What political mileage does the Republican Party possibly get out of wanting to privatize Social Security, for example? None, nada. Will they ever drop this notion that most people realized was stupid somewhere around 1943? No, never, because to do so would be to deny the fairy tale of inevitable government fallibility.

So, yes, the Republicans are smart to oppose healthcare reform, and oppose it to the hilt. People are scared of hospitals, they don’t want to die, they don’t like the present system, but they’re even more nervous about any changes that involve the government. The longer you draw out the process of change, as the Republicans are doing, the less likely it is that change will happen, and the more likely people will be to blame the Democrats for not achieving the change they need and want and fear all at once. Perfect tactic for where we’re at right now.

But what do you do if healthcare reform passes? There’s a bunch of really smart Republican politicians, including Newt Gingrich and Dick Armey, who say that if reform passes this month, the party should back repeal in November.

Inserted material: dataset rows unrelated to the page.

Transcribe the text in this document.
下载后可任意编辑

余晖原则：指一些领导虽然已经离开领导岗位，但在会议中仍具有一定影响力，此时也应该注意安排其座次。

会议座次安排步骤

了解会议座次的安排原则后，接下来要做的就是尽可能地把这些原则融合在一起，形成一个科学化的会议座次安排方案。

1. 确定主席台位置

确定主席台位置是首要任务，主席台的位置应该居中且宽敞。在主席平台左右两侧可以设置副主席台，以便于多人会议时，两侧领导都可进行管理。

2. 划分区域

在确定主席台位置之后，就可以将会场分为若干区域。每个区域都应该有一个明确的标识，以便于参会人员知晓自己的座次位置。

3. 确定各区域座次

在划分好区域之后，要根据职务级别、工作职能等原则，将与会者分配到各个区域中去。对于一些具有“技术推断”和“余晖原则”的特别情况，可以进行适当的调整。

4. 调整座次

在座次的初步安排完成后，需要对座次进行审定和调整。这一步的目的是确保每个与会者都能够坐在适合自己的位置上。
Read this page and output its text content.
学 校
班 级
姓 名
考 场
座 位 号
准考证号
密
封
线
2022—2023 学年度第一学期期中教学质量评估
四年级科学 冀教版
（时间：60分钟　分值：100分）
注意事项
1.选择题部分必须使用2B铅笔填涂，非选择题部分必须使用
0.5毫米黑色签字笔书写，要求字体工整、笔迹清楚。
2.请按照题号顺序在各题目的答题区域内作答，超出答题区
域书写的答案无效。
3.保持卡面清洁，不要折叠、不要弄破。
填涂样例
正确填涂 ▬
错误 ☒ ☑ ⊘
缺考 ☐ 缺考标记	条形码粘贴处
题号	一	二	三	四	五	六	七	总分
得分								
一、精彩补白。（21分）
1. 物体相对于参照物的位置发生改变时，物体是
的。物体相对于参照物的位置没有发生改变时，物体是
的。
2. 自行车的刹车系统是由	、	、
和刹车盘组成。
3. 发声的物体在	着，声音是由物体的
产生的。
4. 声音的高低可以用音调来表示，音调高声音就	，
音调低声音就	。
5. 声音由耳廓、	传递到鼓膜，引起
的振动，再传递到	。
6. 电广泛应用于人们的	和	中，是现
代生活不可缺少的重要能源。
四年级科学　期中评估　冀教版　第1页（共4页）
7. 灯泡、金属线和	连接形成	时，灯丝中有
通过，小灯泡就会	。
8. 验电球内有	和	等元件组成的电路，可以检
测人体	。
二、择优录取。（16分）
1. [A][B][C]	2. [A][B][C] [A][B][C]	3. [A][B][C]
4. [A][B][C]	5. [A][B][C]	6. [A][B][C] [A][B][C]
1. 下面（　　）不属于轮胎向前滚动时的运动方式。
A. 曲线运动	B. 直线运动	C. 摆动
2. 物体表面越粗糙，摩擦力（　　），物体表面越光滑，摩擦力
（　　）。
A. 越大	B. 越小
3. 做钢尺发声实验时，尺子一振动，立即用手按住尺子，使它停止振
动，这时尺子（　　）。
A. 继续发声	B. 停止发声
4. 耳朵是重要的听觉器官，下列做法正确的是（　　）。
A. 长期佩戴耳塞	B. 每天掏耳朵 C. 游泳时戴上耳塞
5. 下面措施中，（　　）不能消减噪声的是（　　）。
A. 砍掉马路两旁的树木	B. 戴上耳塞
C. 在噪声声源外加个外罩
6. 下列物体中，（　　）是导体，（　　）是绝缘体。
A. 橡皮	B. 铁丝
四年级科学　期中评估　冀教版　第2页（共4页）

Who knows? In the fall of 2010, before reform is really in place, that might well work. But if healthcare reform is still in effect in 2016, the Republicans might as well back the repeal of the Civil Rights Bill, Medicare, Social Security as well. There’s a whole bunch of good ideas initially opposed by Republicans that the wisest among them have eventually embraced. That’s how a black man became head of the Republican National Committee.

If healthcare reform passes and people actually have enough experience of it by the fall to actually like it, the Republicans would be nuts to run on repeal. Party principles are useful to guide a political movement, rally the faithful, and even attract the undecided. It’s important to have an idea of where you want to go.

But the Buddhists have a principle for personal enlightenment that I think can also be valuable for mass political movements, particularly ones as dysfunctional as the Republican Party: don’t believe everything you think.